Ms Hvistendahl is convincing in telling the little-known story of how Westerners helped create the conditions under which sex selection began in Asia. But her emphasis on the West’s role is less sure an explanation for the practice’s spread throughout China and India. China’s coercive population-control policies were developed in the late 1970s, at the end of the Cultural Revolution and the early reforms of Deng Xiaoping. This was a period of isolation and modest opening-up, when China was not much interested in Western advice. The available records are scanty so it is hard to be sure, but the influence of Westerners on the one-child policy seems modest. Westerners had more clout in India, but it turns out some of them used it against, rather than for, sex selection. One (Indian) doctor from AIIMS, arguing in favour of sex-selective abortions, concedes that “this may not be acceptable to persons in the West…” Oh.

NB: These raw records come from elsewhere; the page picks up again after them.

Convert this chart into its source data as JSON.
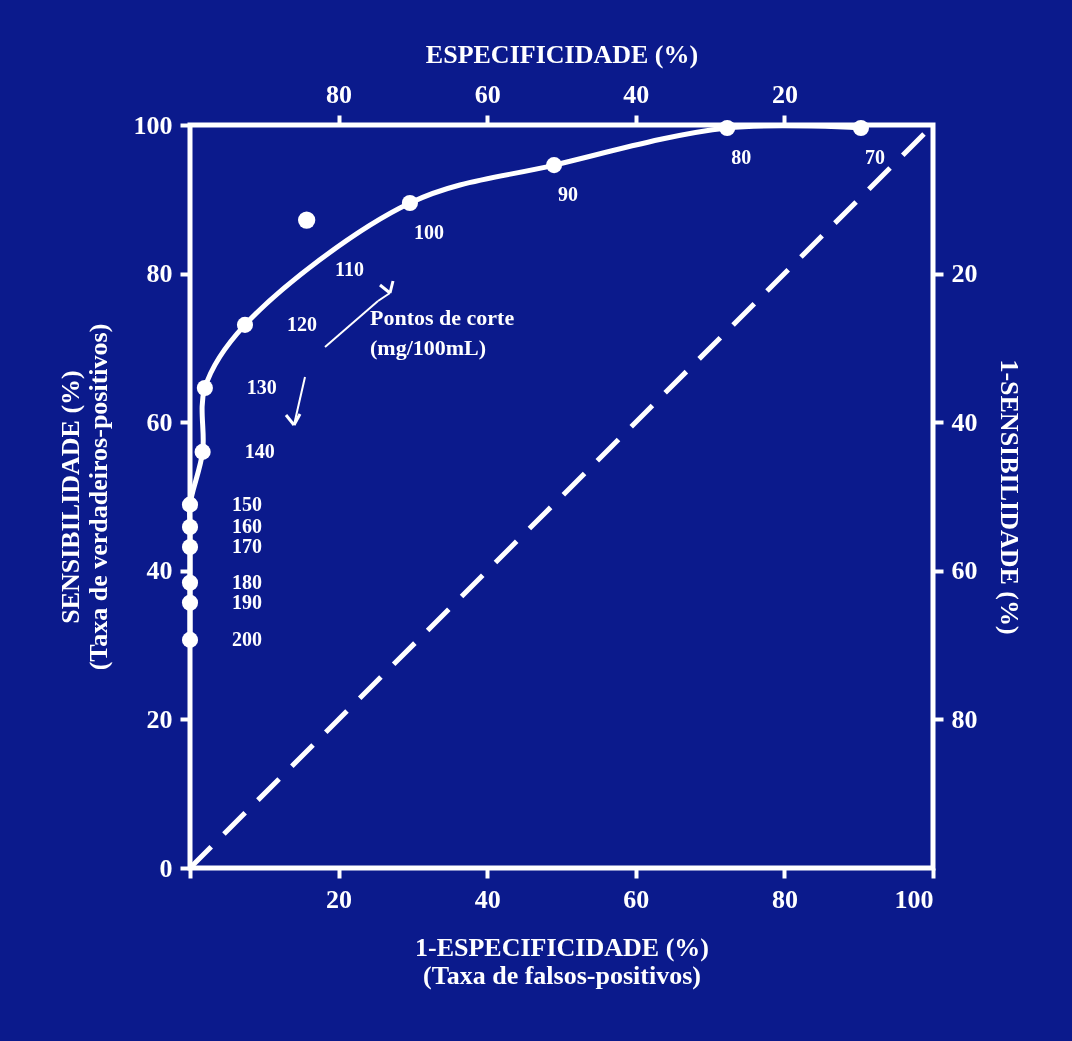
{
  "chart_data": {
    "type": "line",
    "xlabel": "1-ESPECIFICIDADE  (%)\n(Taxa de falsos-positivos)",
    "ylabel": "SENSIBILIDADE  (%)\n(Taxa de verdadeiros-positivos)",
    "x2label": "ESPECIFICIDADE  (%)",
    "y2label": "1-SENSIBILIDADE  (%)",
    "xlim": [
      0,
      100
    ],
    "xticks": [
      {
        "value": 0,
        "label": null
      },
      20,
      40,
      60,
      80,
      100
    ],
    "ylim": [
      0,
      100
    ],
    "yticks": [
      0,
      20,
      40,
      60,
      80,
      100
    ],
    "x2lim": [
      100,
      0
    ],
    "x2ticks": [
      80,
      60,
      40,
      20
    ],
    "y2lim": [
      100,
      0
    ],
    "y2ticks": [
      20,
      40,
      60,
      80
    ],
    "grid": false,
    "series": [
      {
        "color": "#ffffff",
        "marker": "circle",
        "line_style": "solid",
        "x": [
          0,
          0,
          0,
          0,
          0,
          0,
          1.7,
          2.0,
          7.4,
          29.6,
          49,
          72.3,
          90.3
        ],
        "values": [
          30.7,
          35.7,
          38.4,
          43.2,
          45.9,
          48.9,
          56,
          64.6,
          73.1,
          89.5,
          94.6,
          99.6,
          99.6
        ]
      },
      {
        "type": "scatter",
        "color": "#ffffff",
        "marker": "circle",
        "x": [
          15.7
        ],
        "values": [
          87.2
        ]
      },
      {
        "type": "line",
        "color": "#ffffff",
        "marker": "none",
        "line_style": "dashed",
        "x": [
          0,
          100
        ],
        "values": [
          0,
          100
        ]
      }
    ],
    "annotations": [
      {
        "text": "200",
        "x": 0,
        "y": 30.7
      },
      {
        "text": "190",
        "x": 0,
        "y": 35.7
      },
      {
        "text": "180",
        "x": 0,
        "y": 38.4
      },
      {
        "text": "170",
        "x": 0,
        "y": 43.2
      },
      {
        "text": "160",
        "x": 0,
        "y": 45.9
      },
      {
        "text": "150",
        "x": 0,
        "y": 48.9
      },
      {
        "text": "140",
        "x": 1.7,
        "y": 56
      },
      {
        "text": "130",
        "x": 2.0,
        "y": 64.6
      },
      {
        "text": "120",
        "x": 7.4,
        "y": 73.1
      },
      "110",
      {
        "text": "100",
        "x": 29.6,
        "y": 89.5
      },
      {
        "text": "90",
        "x": 49,
        "y": 94.6
      },
      {
        "text": "80",
        "x": 72.3,
        "y": 99.6
      },
      {
        "text": "70",
        "x": 90.3,
        "y": 99.6
      },
      "Pontos de corte\n(mg/100mL)"
    ]
  }
}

Ms Hvistendahl’s history is marred by the occasional lapses into self-righteousness and polemic. She says others who have written about sex-selection technology have not been critical enough “because blaming backward cultural traditions is simpler.” She dismisses a World Bank report that said South Korean actions to combat sex selection had worked, as “flat-out wrong”, apparently because it would let the bank off the hook for previous support of population control. She calls Western population policies a “plot”.
Still, the merits of her book outweigh such flaws. Ms Hvistendahl’s distinctive contribution is twofold. She provides a history of the modern practice of sex-selective abortion, based on new and detailed research, and she helps readers think about its possible consequences. Most of them look grim. America’s violent Wild West, she points out, had a huge preponderance of men. Excess males in central and southern China also contributed to the Taiping rebellion of 1850-64, one of the bloodiest civil wars in history.
Sex selection, Ms Hvistendahl says, still does not get its proper attention. Female genital mutilation is all over the websites of UNICEF and the World Health Organisation. Sex selection, in contrast, hardly gets a mention. One hopes her book will help the subject get its due.